Circumnavigating the Island – Gili Air, Indonesia
- Sarah Eckhard
- Nov 21, 2018
- 4 min read
My first and last full day on Gili Air was pure bliss. I woke up with a plan: to walk the entire perimeter of the island.
I got up early (island early: 9am) and had a long two hour practice before leaving the bungalow in search of coffee fuel and where my journey would begin.
I looked at a map of the island and saw one road that wrapped around the entire thing and planned to take that. I started on the sand then walked through the shallow water and soon started to wander further out. The ankle deep, rippling waves seemed to stretch on for as far as I could see and as I squinted way off towards the horizon, I thought I could notice larger waves crashing. I started walking in disbelief, “could the surf really start so far off the sand?”
I wandered further and further from the beach, still in only ankle deep water, before looking back to realize I had gone at least 200-300 meters! I was seriously far out there and in awe of where I was standing, crystal clear water stretching in every direction now.
I frolicked out there for quite a while, setting my things precariously on the tiniest rock and the only one spared by the water. I was in paradise. The sun was hot but not aggressive, the water was warm but still refreshing, and I had the whole day to do nothing but adventure.
Instead of walk the long way back to the sand, I decided to stay out to sea and kept walking parallel to the beach. What I didnt expect was that I would make about 80% of the journey that far out in the ocean. I just walked and walked and walked through the warmest water that met anywhere from my ankles to my hips. There were times I wandered so far out towards the horizon before realizing that I felt unnervingly far from the sand but it really tested my sense of commitment. More than once or twice I had to venture even further out to follow the sand bank and trust I would have another opportunity to get back to shore, unless I felt like sacrificing my belongings and swimming, which was not on the days agenda. Only one time did I need to actually back track because I saw no other way out as the water began rising past by hips and dangerously close to the small pack on my back.

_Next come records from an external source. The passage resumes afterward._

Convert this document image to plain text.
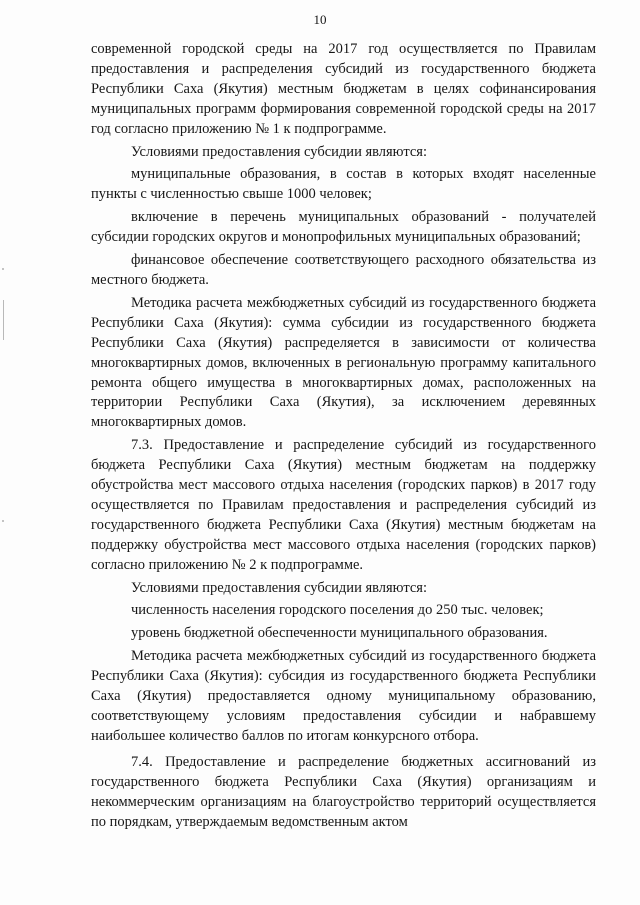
10

современной городской среды на 2017 год осуществляется по Правилам предоставления и распределения субсидий из государственного бюджета Республики Саха (Якутия) местным бюджетам в целях софинансирования муниципальных программ формирования современной городской среды на 2017 год согласно приложению № 1 к подпрограмме.

Условиями предоставления субсидии являются:

муниципальные образования, в состав в которых входят населенные пункты с численностью свыше 1000 человек;

включение в перечень муниципальных образований - получателей субсидии городских округов и монопрофильных муниципальных образований;

финансовое обеспечение соответствующего расходного обязательства из местного бюджета.

Методика расчета межбюджетных субсидий из государственного бюджета Республики Саха (Якутия): сумма субсидии из государственного бюджета Республики Саха (Якутия) распределяется в зависимости от количества многоквартирных домов, включенных в региональную программу капитального ремонта общего имущества в многоквартирных домах, расположенных на территории Республики Саха (Якутия), за исключением деревянных многоквартирных домов.

7.3. Предоставление и распределение субсидий из государственного бюджета Республики Саха (Якутия) местным бюджетам на поддержку обустройства мест массового отдыха населения (городских парков) в 2017 году осуществляется по Правилам предоставления и распределения субсидий из государственного бюджета Республики Саха (Якутия) местным бюджетам на поддержку обустройства мест массового отдыха населения (городских парков) согласно приложению № 2 к подпрограмме.

Условиями предоставления субсидии являются:

численность населения городского поселения до 250 тыс. человек;

уровень бюджетной обеспеченности муниципального образования.

Методика расчета межбюджетных субсидий из государственного бюджета Республики Саха (Якутия): субсидия из государственного бюджета Республики Саха (Якутия) предоставляется одному муниципальному образованию, соответствующему условиям предоставления субсидии и набравшему наибольшее количество баллов по итогам конкурсного отбора.

7.4. Предоставление и распределение бюджетных ассигнований из государственного бюджета Республики Саха (Якутия) организациям и некоммерческим организациям на благоустройство территорий осуществляется по порядкам, утверждаемым ведомственным актом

There were no fish, there were no sharks (for all my New Jersey people wondering), the only thing to keep an eye out for here are stunning and lethal colonies of midnight black, spikey balls known as sea urchins. There were certainly times when I felt a bit cornered and had to plan my route very accordingly to avoid them.
And the next three hours went like that. Wading through an array of vibrant shades of blue at my feet and above my head.
It was a journey that couldn’t be put into words and I won’t spend much longer trying. The pictures at the end don’t do it justice but I’ll let them speak what they can for themselves.
After about three hours, I started to recognize things. I wasn’t where I had started yet but I had walked there the night before looking for food and knew I was close. I started to feel triumphant and took a moment to remember to look out and not just down. The mountain ranges that backdrop this island are absolutely breathtaking. I gazed out at them and the way the bright sun illuminated each ridge and crevice. I felt like I could see every shade of green and brown on every leaf on every tree on every speck of rich soil. Something started bubbling up from a deep place in my body and I positively burst into tears. And these were not just cute, happy tears streaming down my face, these were deep sobs. And they didn’t stop. I just kept crying harder and I think I went from crying about the view to crying about everything that brought me to that view. Heartache, rage, determination, motivation, love, adventure, longing, searching, pain, passion. A lifetime of breaths, some quick and labored, others settled and soft, that lead me to that view so I could take it in with eyes wide open and not experience a moment of it without full, unwavering gratitude.
In this moment, I feel so keenly aware of the tiny space of air I occupy on this miniscule pebble in the middle of an unfathomably expansive ocean that wraps around this beautiful and endless planet. I feel so small and it is the most comforting sensation I have felt. I am just this moment and the next and I can simply be.
I kept crying so uncontrollably I had to retreat back to the sand because I didn’t think I would be able to spot and avoid the sea urchins through my tear filled eyes. I remember thinking :
“I think the view broke me.”
As I got back to the sand, I saw more outside of myself; the image of a young girl trudging from out at sea back to the sand alone, sweating and probably sunburned, puffy, red eyes and crazy, ocean blown hair. And my tears turned into laughter. Now I looked even crazier I’m sure.
I collected myself and kept walking. As I always have.